FIRST ADMINISTRATION OF CALVIN
COOLIDGE

August 3, 1923, to March 4, 1925

THE death of President Harding in San Francisco, coming so swiftly and unexpectedly on the evening of August 2, 1923, at 7:30, stunned all of his immediate party, none more so than his friend and secretary George Christian, who immediately flashed the news of the national calamity to Vice President Coolidge, vacationing in a little Vermont house, the home of his father, John C. Coolidge.

Just at midnight a messenger arrived and roused the elder Coolidge, and to this gray-haired father was given the duty of awakening his son to apprize him of the fact that fate had ordained him to assume the reins of government just fallen from the lifeless hands of his friend and chief.

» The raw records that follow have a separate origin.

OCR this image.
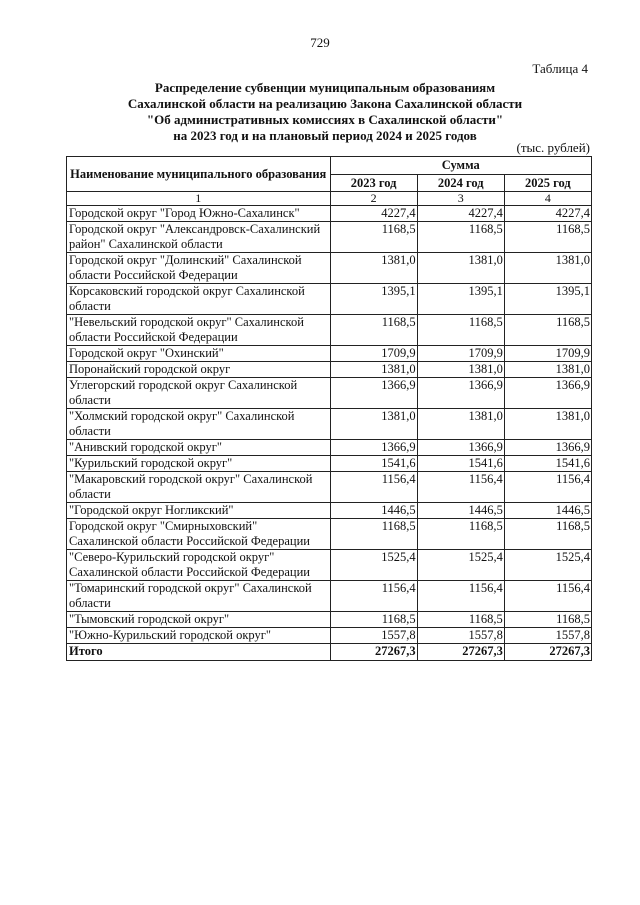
729
Таблица 4
Распределение субвенции муниципальным образованиям
Сахалинской области на реализацию Закона Сахалинской области
"Об административных комиссиях в Сахалинской области"
на 2023 год и на плановый период 2024 и 2025 годов
(тыс. рублей)
Наименование муниципального образования	Сумма		
	2023 год	2024 год	2025 год
1	2	3	4
Городской округ "Город Южно-Сахалинск"	4227,4	4227,4	4227,4
Городской округ "Александровск-Сахалинский район" Сахалинской области	1168,5	1168,5	1168,5
Городской округ "Долинский" Сахалинской области Российской Федерации	1381,0	1381,0	1381,0
Корсаковский городской округ Сахалинской области	1395,1	1395,1	1395,1
"Невельский городской округ" Сахалинской области Российской Федерации	1168,5	1168,5	1168,5
Городской округ "Охинский"	1709,9	1709,9	1709,9
Поронайский городской округ	1381,0	1381,0	1381,0
Углегорский городской округ Сахалинской области	1366,9	1366,9	1366,9
"Холмский городской округ" Сахалинской области	1381,0	1381,0	1381,0
"Анивский городской округ"	1366,9	1366,9	1366,9
"Курильский городской округ"	1541,6	1541,6	1541,6
"Макаровский городской округ" Сахалинской области	1156,4	1156,4	1156,4
"Городской округ Ногликский"	1446,5	1446,5	1446,5
Городской округ "Смирныховский" Сахалинской области Российской Федерации	1168,5	1168,5	1168,5
"Северо-Курильский городской округ" Сахалинской области Российской Федерации	1525,4	1525,4	1525,4
"Томаринский городской округ" Сахалинской области	1156,4	1156,4	1156,4
"Тымовский городской округ"	1168,5	1168,5	1168,5
"Южно-Курильский городской округ"	1557,8	1557,8	1557,8
Итого	27267,3	27267,3	27267,3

By the time Vice President and Mrs. Coolidge had dressed and gotten downstairs, the newspaper men were arriving, and, shortly after, Mr. Coolidge’s secretary came. Within an hour, a telephone had been installed, the house adjoining secured for use, connection with the White House established to get the exact phraseology of the presidential oath of office, and a message of condolence sent to Mrs. Harding.

At 2:47 A. M., August 3d, the simplest inaugural in American history was enacted. In the dim lamplight, with scarce half a dozen witnesses, Calvin Coolidge was sworn in as President by his father, a notary public, taking the oath on the old, well-worn family Bible.

History was in the making by the minute in the eventful twenty-four hours that spanned August 2d and 3d. Without an instant’s warning the life record of Warren Harding had been marked “Finis,” and Calvin Coolidge, tossing hay and farming until bedtime in a smock made twenty years before by his grandmother, had scarce gotten well into his first sleep before he was summoned to pick up the mantle of his chief, step from a salary of twelve thousand to one of seventy-five thousand, move at once from a tiny lamplit farmhouse into the Executive Mansion, and from the paths of peace and serenity into a seething maelstrom of duties, to be buffeted between the rocks of the political torrent and the shoals of social quicksands.

The movements of President Coolidge in taking up his new prodigious burden were characteristic of the typical New England gentleman. Without haste and without displaying in the least degree the intense emotion that must have been surging through him, he made his brief inaugural address to be sent broadcast to a sorrowing, anxious nation:

“Reports have reached me, which I fear are correct, that President Harding is gone. The world has lost a good man. I mourn his loss. He was my chief and my friend.

“It will be my purpose to carry out the policies which he had begun, for the service of the American people and for the meeting of their responsibilities wherever they may arise.